3、将刚才获取到的buffer进行封装,写出到socket,也就是发送给下游。这里有一个变量很重要,就是buffersInBacklog,这个值是ResultSubPartition中的buffer积压量,就是有多少个buffer积压了,这对于flink的背压判断很重要,这个积压量决定了Reduce应该使用多少个buffer来接收数据。在上述步骤2中,如果说消费端已经没有足够的buffer来接收数据了,那么也就不会再给消费端发送数据了
4、继续循环上面的步骤,直到没有可用的reader了,这时也说明Map端暂时没有可消费的数据了,比如数据还未填满一个buffer,或者还没有到定时flush的时间,或者消费端没有空闲的buffer接收数据(对应的就是生产端的凭据credit等于0了)
private void writeAndFlushNextMessageIfPossible(final Channel channel) throws IOException {
...
BufferAndAvailability next = null;
try {
while (true) {
//从可读取reader队列取出一个reader
NetworkSequenceViewReader reader = pollAvailableReader();
// No queue with available data. We allow this here, because
// of the write callbacks that are executed after each write.
if (reader == null) {
return;
}
//reader从ResultSubPartition里读取一个数据buffer
next = reader.getNextBuffer();
if (next == null) {
... //没取到数的异常情况
} else {
// This channel was now removed from the available reader queue.
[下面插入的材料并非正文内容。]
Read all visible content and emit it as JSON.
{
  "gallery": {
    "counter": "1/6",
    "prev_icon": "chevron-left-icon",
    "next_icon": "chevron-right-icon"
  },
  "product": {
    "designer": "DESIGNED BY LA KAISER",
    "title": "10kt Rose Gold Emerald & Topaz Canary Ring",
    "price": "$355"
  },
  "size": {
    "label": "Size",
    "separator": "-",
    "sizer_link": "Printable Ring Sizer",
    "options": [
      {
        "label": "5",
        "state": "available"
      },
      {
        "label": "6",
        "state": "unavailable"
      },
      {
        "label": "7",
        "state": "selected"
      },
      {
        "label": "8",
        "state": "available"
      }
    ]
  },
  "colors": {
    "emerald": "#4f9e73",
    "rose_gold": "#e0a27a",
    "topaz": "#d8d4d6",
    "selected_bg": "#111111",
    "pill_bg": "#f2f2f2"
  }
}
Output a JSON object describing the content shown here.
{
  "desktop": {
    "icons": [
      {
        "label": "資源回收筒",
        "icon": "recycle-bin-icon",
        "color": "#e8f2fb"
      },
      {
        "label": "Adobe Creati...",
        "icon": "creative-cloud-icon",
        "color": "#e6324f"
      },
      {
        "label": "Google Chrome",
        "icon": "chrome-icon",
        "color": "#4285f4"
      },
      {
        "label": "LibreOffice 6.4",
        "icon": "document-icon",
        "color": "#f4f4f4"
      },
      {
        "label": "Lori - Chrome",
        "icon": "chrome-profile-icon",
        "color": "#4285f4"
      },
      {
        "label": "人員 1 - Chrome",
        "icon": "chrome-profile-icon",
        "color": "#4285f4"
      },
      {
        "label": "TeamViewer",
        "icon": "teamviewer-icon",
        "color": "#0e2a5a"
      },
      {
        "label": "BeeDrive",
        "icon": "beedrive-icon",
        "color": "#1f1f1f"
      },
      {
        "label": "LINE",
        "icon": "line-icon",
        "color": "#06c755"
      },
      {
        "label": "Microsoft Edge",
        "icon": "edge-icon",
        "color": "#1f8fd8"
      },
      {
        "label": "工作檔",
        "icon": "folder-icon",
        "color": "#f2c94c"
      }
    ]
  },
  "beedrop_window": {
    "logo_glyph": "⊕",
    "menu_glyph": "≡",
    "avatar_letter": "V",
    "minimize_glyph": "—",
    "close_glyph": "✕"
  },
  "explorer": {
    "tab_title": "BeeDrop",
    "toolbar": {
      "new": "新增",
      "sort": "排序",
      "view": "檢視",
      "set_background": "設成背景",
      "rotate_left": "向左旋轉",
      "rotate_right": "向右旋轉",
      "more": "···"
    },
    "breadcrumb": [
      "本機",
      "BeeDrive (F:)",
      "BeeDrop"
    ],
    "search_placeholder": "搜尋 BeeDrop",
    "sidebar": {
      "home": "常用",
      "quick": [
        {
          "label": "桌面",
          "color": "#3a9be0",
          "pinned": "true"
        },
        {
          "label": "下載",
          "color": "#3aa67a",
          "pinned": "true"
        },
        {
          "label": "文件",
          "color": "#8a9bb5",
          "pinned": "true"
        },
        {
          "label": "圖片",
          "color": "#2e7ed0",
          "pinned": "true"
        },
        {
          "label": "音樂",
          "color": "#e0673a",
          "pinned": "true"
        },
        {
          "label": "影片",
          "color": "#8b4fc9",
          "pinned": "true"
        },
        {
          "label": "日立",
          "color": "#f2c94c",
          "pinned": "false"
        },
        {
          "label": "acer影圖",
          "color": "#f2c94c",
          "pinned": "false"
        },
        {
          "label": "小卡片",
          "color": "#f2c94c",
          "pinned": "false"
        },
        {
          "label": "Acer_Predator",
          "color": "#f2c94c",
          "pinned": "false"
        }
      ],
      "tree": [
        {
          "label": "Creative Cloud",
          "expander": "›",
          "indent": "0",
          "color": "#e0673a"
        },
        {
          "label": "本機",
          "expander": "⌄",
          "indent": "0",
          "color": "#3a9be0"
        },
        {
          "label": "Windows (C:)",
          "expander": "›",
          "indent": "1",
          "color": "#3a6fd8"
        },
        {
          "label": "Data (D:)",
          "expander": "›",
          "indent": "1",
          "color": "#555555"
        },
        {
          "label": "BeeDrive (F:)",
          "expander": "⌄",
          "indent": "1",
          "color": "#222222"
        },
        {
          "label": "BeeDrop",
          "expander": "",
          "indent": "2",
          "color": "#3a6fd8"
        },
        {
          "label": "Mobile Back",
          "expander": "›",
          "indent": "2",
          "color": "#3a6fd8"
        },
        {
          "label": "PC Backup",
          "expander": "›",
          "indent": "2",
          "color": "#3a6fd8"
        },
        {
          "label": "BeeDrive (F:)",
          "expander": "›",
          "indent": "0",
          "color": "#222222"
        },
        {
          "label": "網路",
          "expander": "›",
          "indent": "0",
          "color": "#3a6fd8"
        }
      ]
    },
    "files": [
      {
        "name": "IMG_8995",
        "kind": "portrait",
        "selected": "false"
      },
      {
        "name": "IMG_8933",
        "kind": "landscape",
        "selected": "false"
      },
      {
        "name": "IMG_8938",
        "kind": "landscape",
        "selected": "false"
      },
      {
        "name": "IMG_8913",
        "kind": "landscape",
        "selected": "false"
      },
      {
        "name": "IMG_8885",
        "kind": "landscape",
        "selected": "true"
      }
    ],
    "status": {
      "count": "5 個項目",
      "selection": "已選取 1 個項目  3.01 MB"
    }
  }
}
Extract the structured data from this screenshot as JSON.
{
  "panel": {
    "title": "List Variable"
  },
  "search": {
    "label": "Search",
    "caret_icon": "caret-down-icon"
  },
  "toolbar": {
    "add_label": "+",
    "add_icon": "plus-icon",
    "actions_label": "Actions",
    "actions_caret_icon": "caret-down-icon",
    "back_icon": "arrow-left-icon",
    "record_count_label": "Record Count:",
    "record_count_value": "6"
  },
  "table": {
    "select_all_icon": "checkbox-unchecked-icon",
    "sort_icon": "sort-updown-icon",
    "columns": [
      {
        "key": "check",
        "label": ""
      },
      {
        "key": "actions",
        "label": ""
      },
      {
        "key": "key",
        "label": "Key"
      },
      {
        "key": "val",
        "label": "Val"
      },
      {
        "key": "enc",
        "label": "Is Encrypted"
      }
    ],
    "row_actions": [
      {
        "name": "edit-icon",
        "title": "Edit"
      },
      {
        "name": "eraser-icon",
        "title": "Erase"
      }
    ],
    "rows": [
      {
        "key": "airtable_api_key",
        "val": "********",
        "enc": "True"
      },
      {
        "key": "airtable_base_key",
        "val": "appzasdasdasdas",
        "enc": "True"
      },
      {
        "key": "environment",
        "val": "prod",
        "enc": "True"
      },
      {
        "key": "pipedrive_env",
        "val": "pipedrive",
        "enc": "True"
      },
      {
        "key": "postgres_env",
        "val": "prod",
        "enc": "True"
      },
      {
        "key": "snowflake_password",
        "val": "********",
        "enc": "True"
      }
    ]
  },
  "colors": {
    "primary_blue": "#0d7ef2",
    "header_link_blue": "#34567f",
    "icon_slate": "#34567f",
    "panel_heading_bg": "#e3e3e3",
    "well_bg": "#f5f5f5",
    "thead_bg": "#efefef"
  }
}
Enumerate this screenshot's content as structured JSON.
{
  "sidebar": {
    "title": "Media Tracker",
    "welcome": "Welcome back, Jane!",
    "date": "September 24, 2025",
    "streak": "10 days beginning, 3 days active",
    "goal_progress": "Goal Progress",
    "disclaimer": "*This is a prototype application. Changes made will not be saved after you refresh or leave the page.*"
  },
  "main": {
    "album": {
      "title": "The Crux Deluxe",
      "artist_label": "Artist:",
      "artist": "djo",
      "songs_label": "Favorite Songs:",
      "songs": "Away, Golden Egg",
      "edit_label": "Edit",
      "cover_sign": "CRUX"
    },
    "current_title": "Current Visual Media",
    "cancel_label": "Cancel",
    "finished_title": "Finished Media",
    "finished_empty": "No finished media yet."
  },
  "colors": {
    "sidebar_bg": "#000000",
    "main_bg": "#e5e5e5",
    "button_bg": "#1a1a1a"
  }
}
// We re-add it into the queue if it is still available
if (next.moreAvailable()) {
//再次将这个reader添加到可用reader队列里
registerAvailableReader(reader);
}
BufferResponse msg = new BufferResponse(
next.buffer(),
reader.getSequenceNumber(),
reader.getReceiverId(),
next.buffersInBacklog());
...
// Write and flush and wait until this is done before
// trying to continue with the next buffer.
//将buffer数据发送出去
channel.writeAndFlush(msg).addListener(writeListener);
return;
}
}
}
...
}
来看一下reader从ResultSubPartition中读数据的过程,通过subpartitionView从PipelinedSubpartition中获取一个buffer,获取一个就将credit值减1。获取buffer的逻辑简单来说就是从ResultSubPartition的buffers队列里拿一个buffer
//CreditBasedSequenceNumberingViewReader类
public BufferAndAvailability getNextBuffer() throws IOException, InterruptedException {
//通过subpartitionView获取一个buffer
BufferAndBacklog next = subpartitionView.getNextBuffer();
if (next != null) {
sequenceNumber++;
//获取一个buffer,信任值credit就减1
if (next.buffer().isBuffer() && --numCreditsAvailable < 0) {
throw new IllegalStateException("no credit available");
}
//对buffer进行封装
return new BufferAndAvailability(
next.buffer(), isAvailable(next), next.buffersInBacklog());
} else {
return null;
}
}
//PipelinedSubpartitionView类
public BufferAndBacklog getNextBuffer() {
return parent.pollBuffer();
}
//PipelinedSubpartition类
BufferAndBacklog pollBuffer() {
synchronized (buffers) {
Buffer buffer = null;
if (buffers.isEmpty()) {
flushRequested = false;
}
while (!buffers.isEmpty()) {
//从PipelinedSubpartition的buffers数据队列取队头的buffer
BufferConsumer bufferConsumer = buffers.peek();
buffer = bufferConsumer.build();
checkState(bufferConsumer.isFinished() || buffers.size() == 1,
"When there are multiple buffers, an unfinished bufferConsumer can not be at the head of the buffers queue.");
if (buffers.size() == 1) {
// turn off flushRequested flag if we drained all of the available data
flushRequested = false;
}
//如果buffer是已经被写满的,不是写了一半数据的那种,就可以从buffers队列里删掉了
if (bufferConsumer.isFinished()) {
buffers.pop().close();
decreaseBuffersInBacklogUnsafe(bufferConsumer.isBuffer());
}
if (buffer.readableBytes() > 0) {
break;
}
buffer.recycleBuffer();
buffer = null;
if (!bufferConsumer.isFinished()) {
break;
}
}
if (buffer == null) {
return null;
}
//更新PipelinedSubpartition的数据状态
updateStatistics(buffer);
// Do not report last remaining buffer on buffers as available to read (assuming it's unfinished).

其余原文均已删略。